Tax Day Is Coming: A Primer on Bitcoin and Taxes

By April 4, 2016Bitcoin Business

For workers, anything received as payment for goods or services, including Bitcoin or other digital currencies, is taxable income unless it is specifically exempted.

If you earn income in Bitcoin in the exchange of services with another person, this will be included in gross income and would be subject to income tax. These bitcoins could furthermore be subject to self-employment tax.

In some places, if you earn money by trading bitcoins or running an exchange, this could be included in gross income and treated as capital gains. This interpretation assumes bitcoins are used as a store of value like gold or another commodity. If treated as currency or debt, the gains could be taxed based on market value at the end of each tax year.

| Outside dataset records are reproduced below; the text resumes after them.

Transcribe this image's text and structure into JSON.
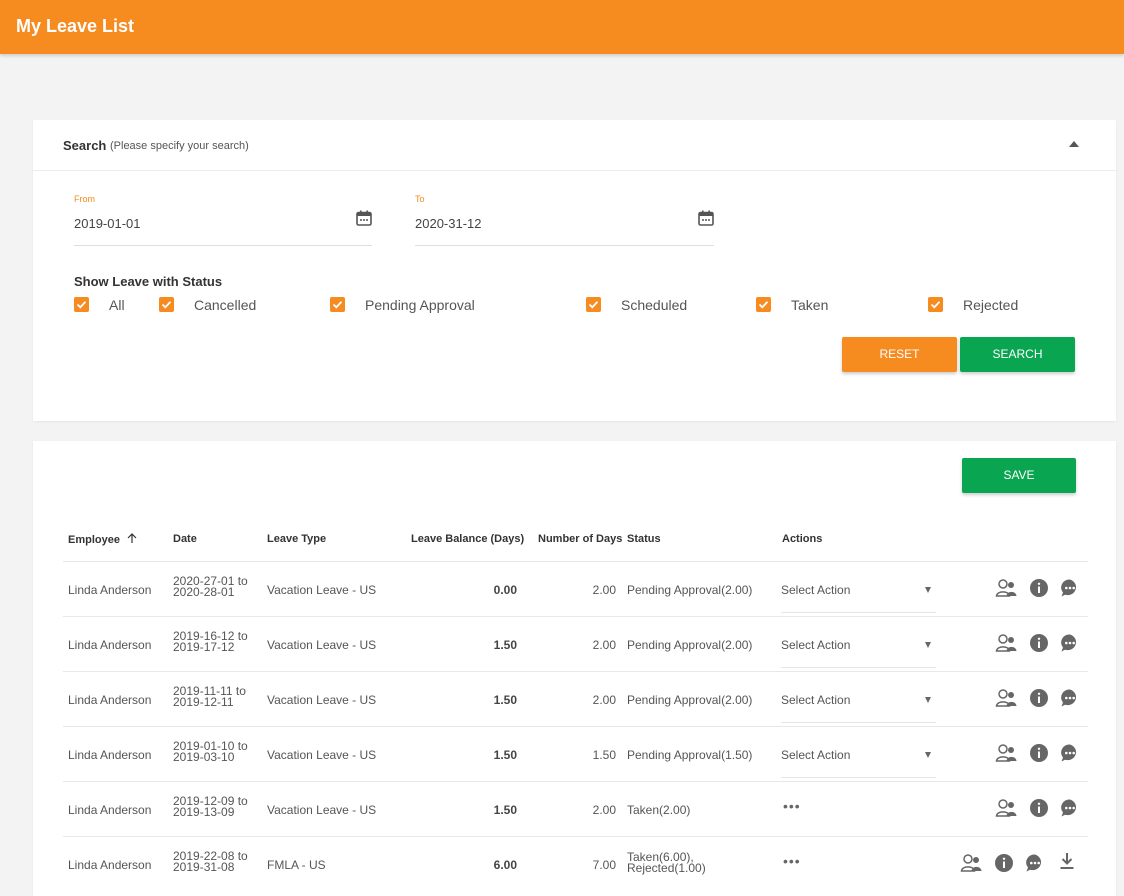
{
  "header": {
    "title": "My Leave List"
  },
  "search": {
    "title": "Search",
    "subtitle": "(Please specify your search)",
    "from_label": "From",
    "from_value": "2019-01-01",
    "to_label": "To",
    "to_value": "2020-31-12",
    "status_title": "Show Leave with Status",
    "statuses": [
      {
        "label": "All",
        "checked": true
      },
      {
        "label": "Cancelled",
        "checked": true
      },
      {
        "label": "Pending Approval",
        "checked": true
      },
      {
        "label": "Scheduled",
        "checked": true
      },
      {
        "label": "Taken",
        "checked": true
      },
      {
        "label": "Rejected",
        "checked": true
      }
    ],
    "reset_label": "RESET",
    "search_label": "SEARCH"
  },
  "list": {
    "save_label": "SAVE",
    "columns": {
      "employee": "Employee",
      "date": "Date",
      "leave_type": "Leave Type",
      "leave_balance": "Leave Balance (Days)",
      "number_of_days": "Number of Days",
      "status": "Status",
      "actions": "Actions"
    },
    "rows": [
      {
        "employee": "Linda Anderson",
        "date_line1": "2020-27-01 to",
        "date_line2": "2020-28-01",
        "leave_type": "Vacation Leave - US",
        "balance": "0.00",
        "days": "2.00",
        "status_line1": "Pending Approval(2.00)",
        "status_line2": "",
        "action": "Select Action"
      },
      {
        "employee": "Linda Anderson",
        "date_line1": "2019-16-12 to",
        "date_line2": "2019-17-12",
        "leave_type": "Vacation Leave - US",
        "balance": "1.50",
        "days": "2.00",
        "status_line1": "Pending Approval(2.00)",
        "status_line2": "",
        "action": "Select Action"
      },
      {
        "employee": "Linda Anderson",
        "date_line1": "2019-11-11 to",
        "date_line2": "2019-12-11",
        "leave_type": "Vacation Leave - US",
        "balance": "1.50",
        "days": "2.00",
        "status_line1": "Pending Approval(2.00)",
        "status_line2": "",
        "action": "Select Action"
      },
      {
        "employee": "Linda Anderson",
        "date_line1": "2019-01-10 to",
        "date_line2": "2019-03-10",
        "leave_type": "Vacation Leave - US",
        "balance": "1.50",
        "days": "1.50",
        "status_line1": "Pending Approval(1.50)",
        "status_line2": "",
        "action": "Select Action"
      },
      {
        "employee": "Linda Anderson",
        "date_line1": "2019-12-09 to",
        "date_line2": "2019-13-09",
        "leave_type": "Vacation Leave - US",
        "balance": "1.50",
        "days": "2.00",
        "status_line1": "Taken(2.00)",
        "status_line2": "",
        "action": "..."
      },
      {
        "employee": "Linda Anderson",
        "date_line1": "2019-22-08 to",
        "date_line2": "2019-31-08",
        "leave_type": "FMLA - US",
        "balance": "6.00",
        "days": "7.00",
        "status_line1": "Taken(6.00),",
        "status_line2": "Rejected(1.00)",
        "action": "..."
      }
    ]
  },
  "colors": {
    "accent": "#f68b1f",
    "success": "#0aa551"
  }
}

Some common sense assumptions about how Bitcoin will be regulated can be made by the nature of Bitcoin itself ‒ for instance, by tying the value of bitcoins to the local fiat currency. So when one receives a bitcoin, a note should be made of that coin’s USD value (or whatever currency) as a cost basis for tax reporting.

The existing framework applies to miners. Mined coins are recorded as income from mining and are taxable, and expenses are deducted. Many miners sell their bitcoins, and miners are taxed on the increase in Bitcoin value from the time the coins were mined and the value for which they sold. If this is a loss, then this loss can be declared.

In the United States, the IRS issued guidance for Bitcoin and other digital currencies in its March 2014-21 Notice. The IRS clarified its position on digital currencies, which it views as capital assets and thus subject to capital gains taxes. Trading and spending is a taxable event and capital gains must be calculated in USD.